My boobs suck lately, and this makes me sad.  They used to be glorious, absolutely glorious.  I was pumping 15-18 ounces while at work and feeding Lucy at the breast the rest of the time.  She was always content and satisified after nursing.  But, something happened recently...something monumental... 

Lucy started sleeping.through.the.night and I got a little bit lazy.

Now, I'm lucky to pump 7-9 ounces while at work, and I've had to give Lucy a bottle after nursing for the past three nights.  (Needless to say, the freezer stash has become quite depleted.)

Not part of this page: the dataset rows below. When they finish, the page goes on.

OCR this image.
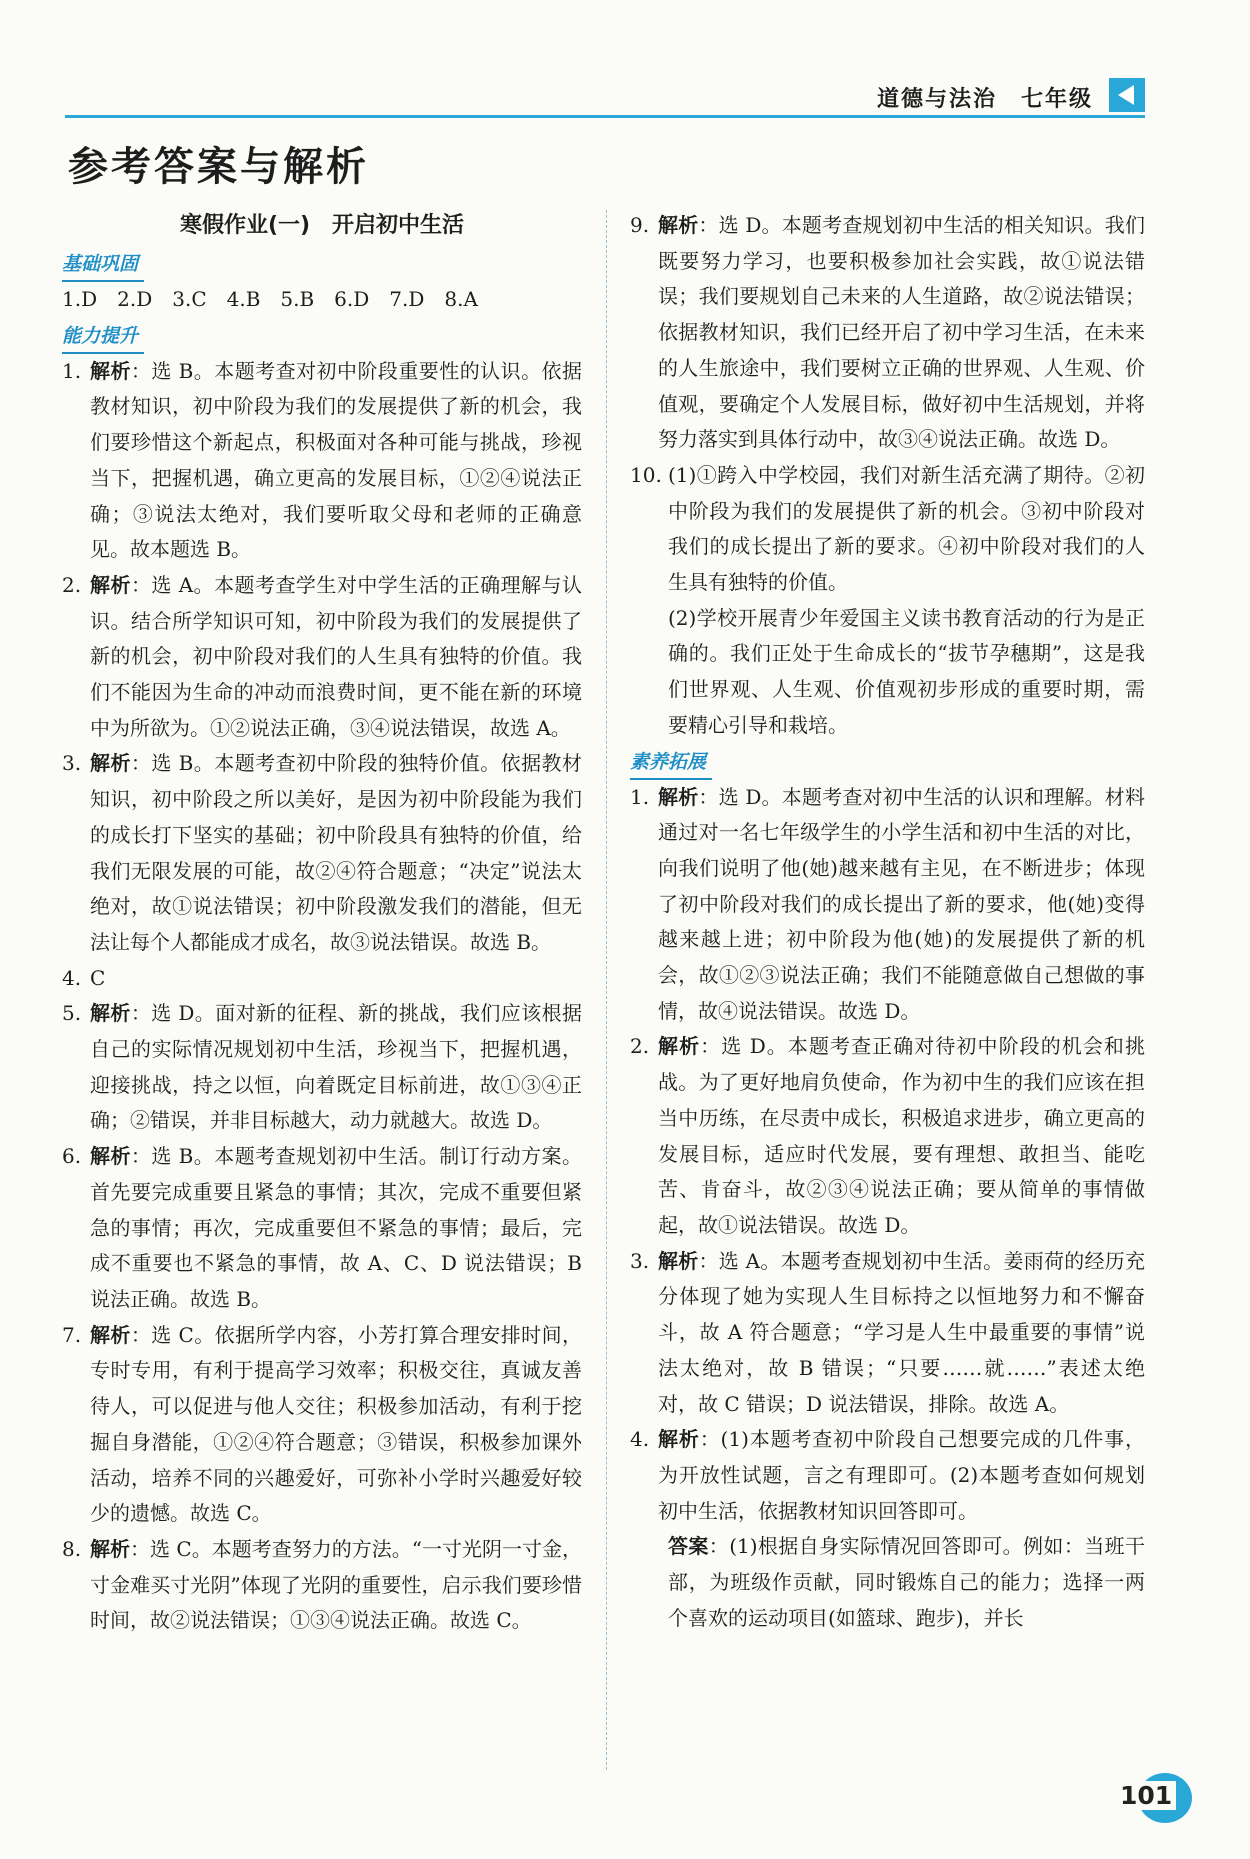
道德与法治　七年级
参考答案与解析
寒假作业(一)　开启初中生活
基础巩固
1.D　2.D　3.C　4.B　5.B　6.D　7.D　8.A
能力提升
1. 解析：选 B。本题考查对初中阶段重要性的认识。依据教材知识，初中阶段为我们的发展提供了新的机会，我们要珍惜这个新起点，积极面对各种可能与挑战，珍视当下，把握机遇，确立更高的发展目标，①②④说法正确；③说法太绝对，我们要听取父母和老师的正确意见。故本题选 B。
2. 解析：选 A。本题考查学生对中学生活的正确理解与认识。结合所学知识可知，初中阶段为我们的发展提供了新的机会，初中阶段对我们的人生具有独特的价值。我们不能因为生命的冲动而浪费时间，更不能在新的环境中为所欲为。①②说法正确，③④说法错误，故选 A。
3. 解析：选 B。本题考查初中阶段的独特价值。依据教材知识，初中阶段之所以美好，是因为初中阶段能为我们的成长打下坚实的基础；初中阶段具有独特的价值，给我们无限发展的可能，故②④符合题意；“决定”说法太绝对，故①说法错误；初中阶段激发我们的潜能，但无法让每个人都能成才成名，故③说法错误。故选 B。
4. C
5. 解析：选 D。面对新的征程、新的挑战，我们应该根据自己的实际情况规划初中生活，珍视当下，把握机遇，迎接挑战，持之以恒，向着既定目标前进，故①③④正确；②错误，并非目标越大，动力就越大。故选 D。
6. 解析：选 B。本题考查规划初中生活。制订行动方案。首先要完成重要且紧急的事情；其次，完成不重要但紧急的事情；再次，完成重要但不紧急的事情；最后，完成不重要也不紧急的事情，故 A、C、D 说法错误；B 说法正确。故选 B。
7. 解析：选 C。依据所学内容，小芳打算合理安排时间，专时专用，有利于提高学习效率；积极交往，真诚友善待人，可以促进与他人交往；积极参加活动，有利于挖掘自身潜能，①②④符合题意；③错误，积极参加课外活动，培养不同的兴趣爱好，可弥补小学时兴趣爱好较少的遗憾。故选 C。
8. 解析：选 C。本题考查努力的方法。“一寸光阴一寸金，寸金难买寸光阴”体现了光阴的重要性，启示我们要珍惜时间，故②说法错误；①③④说法正确。故选 C。
9. 解析：选 D。本题考查规划初中生活的相关知识。我们既要努力学习，也要积极参加社会实践，故①说法错误；我们要规划自己未来的人生道路，故②说法错误；依据教材知识，我们已经开启了初中学习生活，在未来的人生旅途中，我们要树立正确的世界观、人生观、价值观，要确定个人发展目标，做好初中生活规划，并将努力落实到具体行动中，故③④说法正确。故选 D。
10. (1)①跨入中学校园，我们对新生活充满了期待。②初中阶段为我们的发展提供了新的机会。③初中阶段对我们的成长提出了新的要求。④初中阶段对我们的人生具有独特的价值。
(2)学校开展青少年爱国主义读书教育活动的行为是正确的。我们正处于生命成长的“拔节孕穗期”，这是我们世界观、人生观、价值观初步形成的重要时期，需要精心引导和栽培。
素养拓展
1. 解析：选 D。本题考查对初中生活的认识和理解。材料通过对一名七年级学生的小学生活和初中生活的对比，向我们说明了他(她)越来越有主见，在不断进步；体现了初中阶段对我们的成长提出了新的要求，他(她)变得越来越上进；初中阶段为他(她)的发展提供了新的机会，故①②③说法正确；我们不能随意做自己想做的事情，故④说法错误。故选 D。
2. 解析：选 D。本题考查正确对待初中阶段的机会和挑战。为了更好地肩负使命，作为初中生的我们应该在担当中历练，在尽责中成长，积极追求进步，确立更高的发展目标，适应时代发展，要有理想、敢担当、能吃苦、肯奋斗，故②③④说法正确；要从简单的事情做起，故①说法错误。故选 D。
3. 解析：选 A。本题考查规划初中生活。姜雨荷的经历充分体现了她为实现人生目标持之以恒地努力和不懈奋斗，故 A 符合题意；“学习是人生中最重要的事情”说法太绝对，故 B 错误；“只要……就……”表述太绝对，故 C 错误；D 说法错误，排除。故选 A。
4. 解析：(1)本题考查初中阶段自己想要完成的几件事，为开放性试题，言之有理即可。(2)本题考查如何规划初中生活，依据教材知识回答即可。
答案：(1)根据自身实际情况回答即可。例如：当班干部，为班级作贡献，同时锻炼自己的能力；选择一两个喜欢的运动项目(如篮球、跑步)，并长
101
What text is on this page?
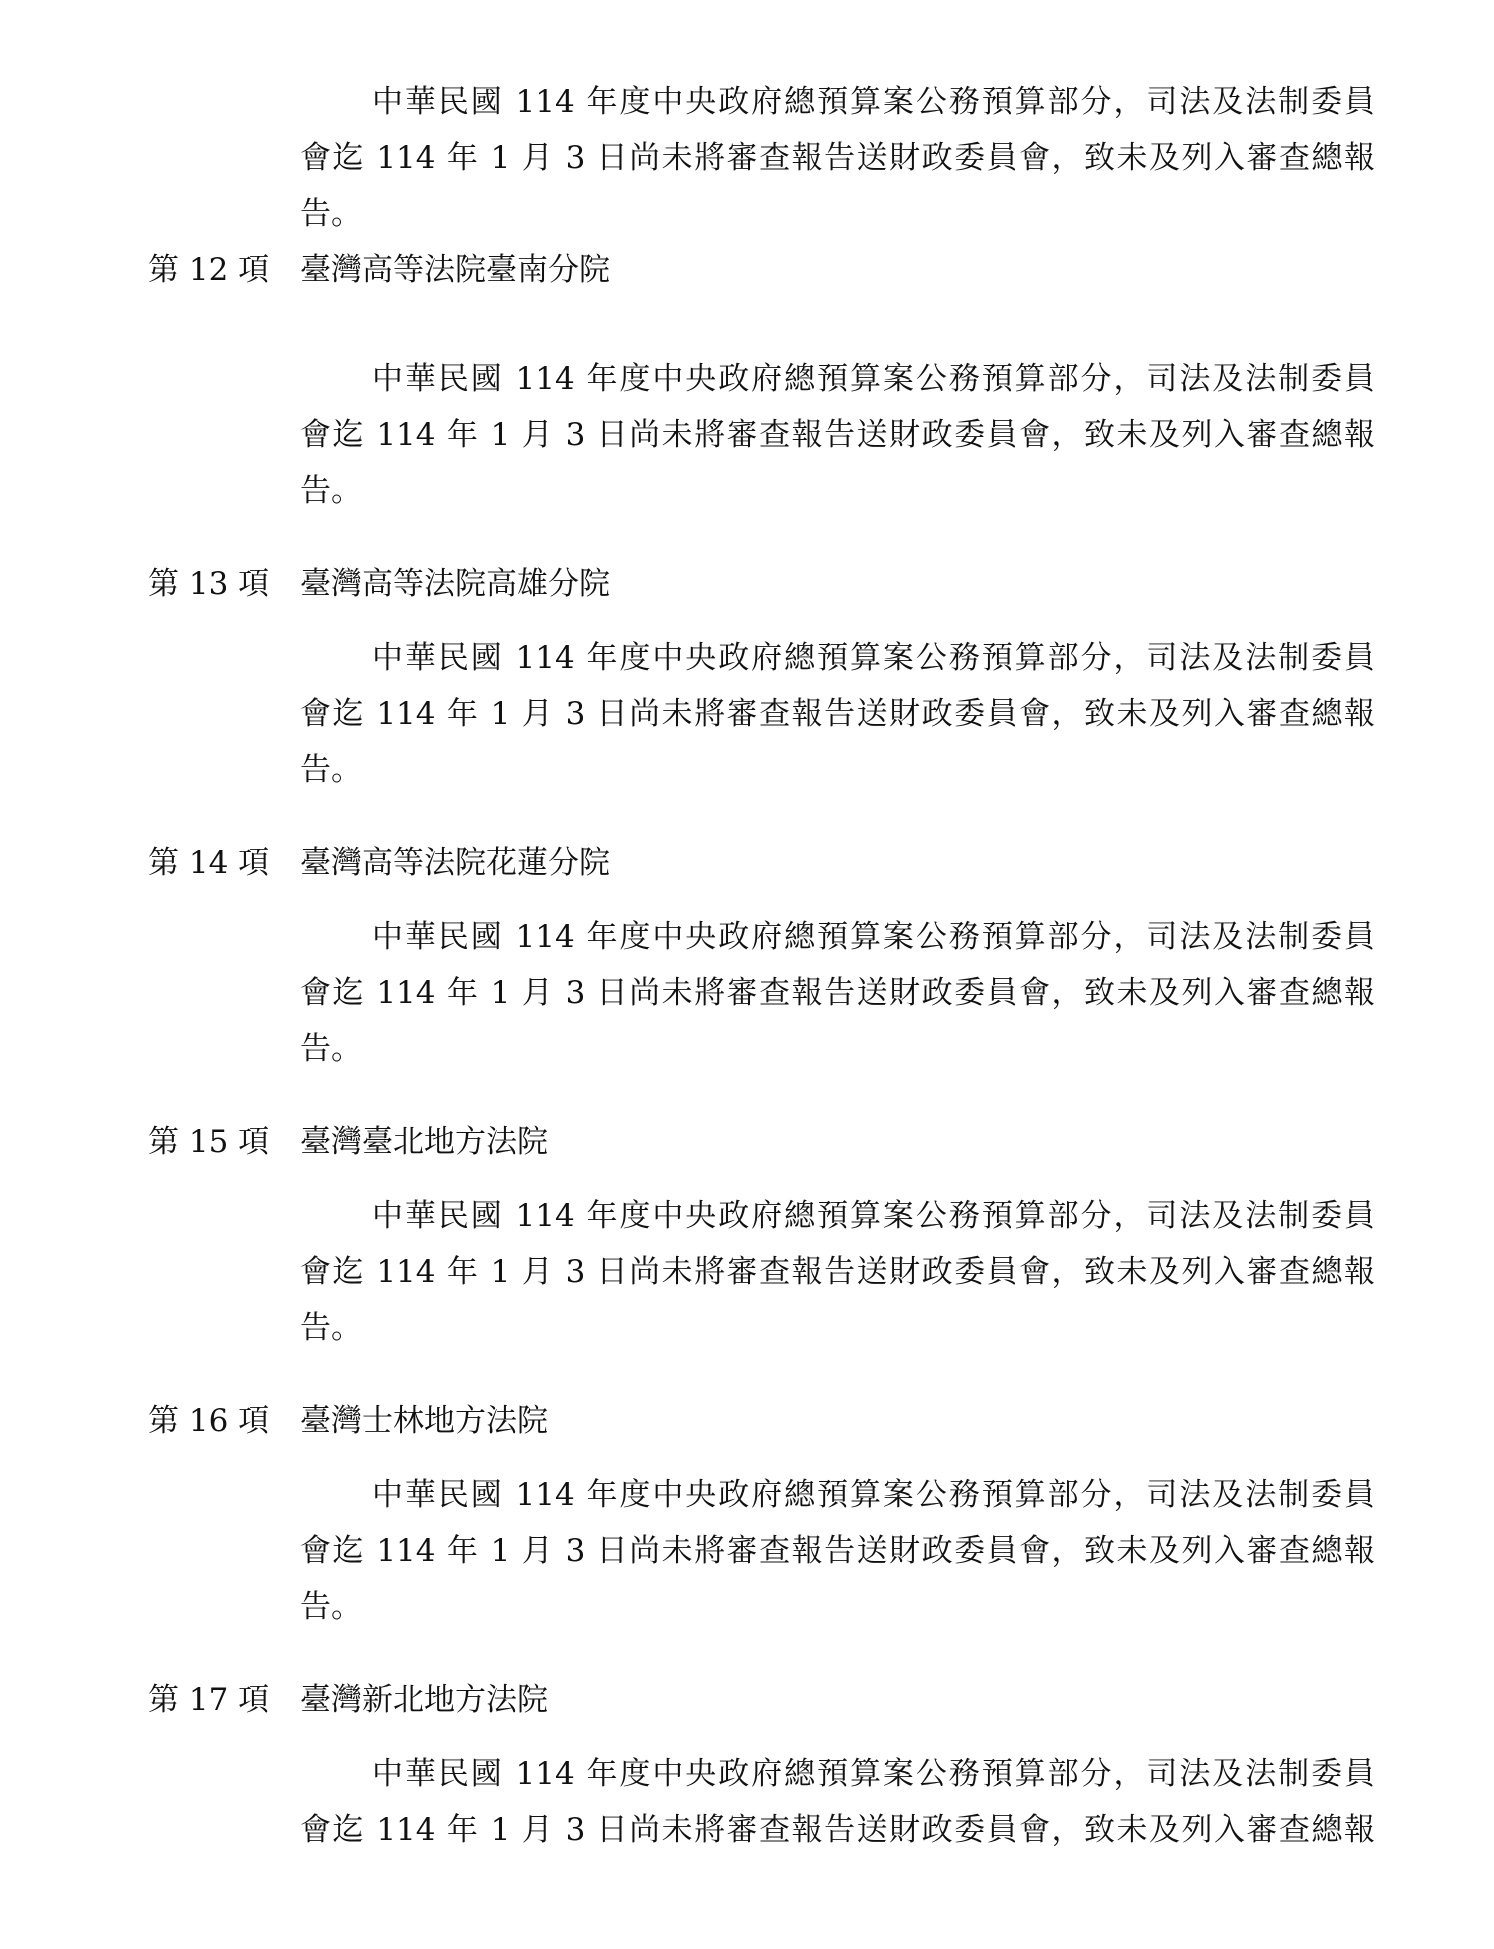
中華民國 114 年度中央政府總預算案公務預算部分，司法及法制委員

會迄 114 年 1 月 3 日尚未將審查報告送財政委員會，致未及列入審查總報

告。

第 12 項 臺灣高等法院臺南分院

中華民國 114 年度中央政府總預算案公務預算部分，司法及法制委員

會迄 114 年 1 月 3 日尚未將審查報告送財政委員會，致未及列入審查總報

告。

第 13 項 臺灣高等法院高雄分院

中華民國 114 年度中央政府總預算案公務預算部分，司法及法制委員

會迄 114 年 1 月 3 日尚未將審查報告送財政委員會，致未及列入審查總報

告。

第 14 項 臺灣高等法院花蓮分院

中華民國 114 年度中央政府總預算案公務預算部分，司法及法制委員

會迄 114 年 1 月 3 日尚未將審查報告送財政委員會，致未及列入審查總報

告。

第 15 項 臺灣臺北地方法院

中華民國 114 年度中央政府總預算案公務預算部分，司法及法制委員

會迄 114 年 1 月 3 日尚未將審查報告送財政委員會，致未及列入審查總報

告。

第 16 項 臺灣士林地方法院

中華民國 114 年度中央政府總預算案公務預算部分，司法及法制委員

會迄 114 年 1 月 3 日尚未將審查報告送財政委員會，致未及列入審查總報

告。

第 17 項 臺灣新北地方法院

中華民國 114 年度中央政府總預算案公務預算部分，司法及法制委員

會迄 114 年 1 月 3 日尚未將審查報告送財政委員會，致未及列入審查總報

When Lucy Lu first started STTN, I had to pump one to two times before going to bed in order to avoid being completely engorged.  (The very first night that she STTN, I woke up with some crazy scary engorgement.  As in, my left boob was the size of a cantaloupe.  Casey can attest to this.)  But all that pumping got tedious, and I didn't want or need to store all that extra milk; so I slowly cut back the nightly pumping sessions.............entirely

selfish.selish.selish.
stupid.stupid.stupid.

I am sooooo mad at myself. 

Of course there are other factors contributing to my plummeting supply...not drinking enough, not eating enough, not sleeping enough, stressing too much.  I've started popping Fenugreek like Tic-Tacs and gagging myself with Motherlove More Milk drops 3-4 times each day, and have noticed a slight improvement after only 2 days.  Praying things continue to improve!  I will never ever ever ever forgive myself if Lucy has to switch to formula NOW, with just (a little over) two months to go.  Momma FAIL.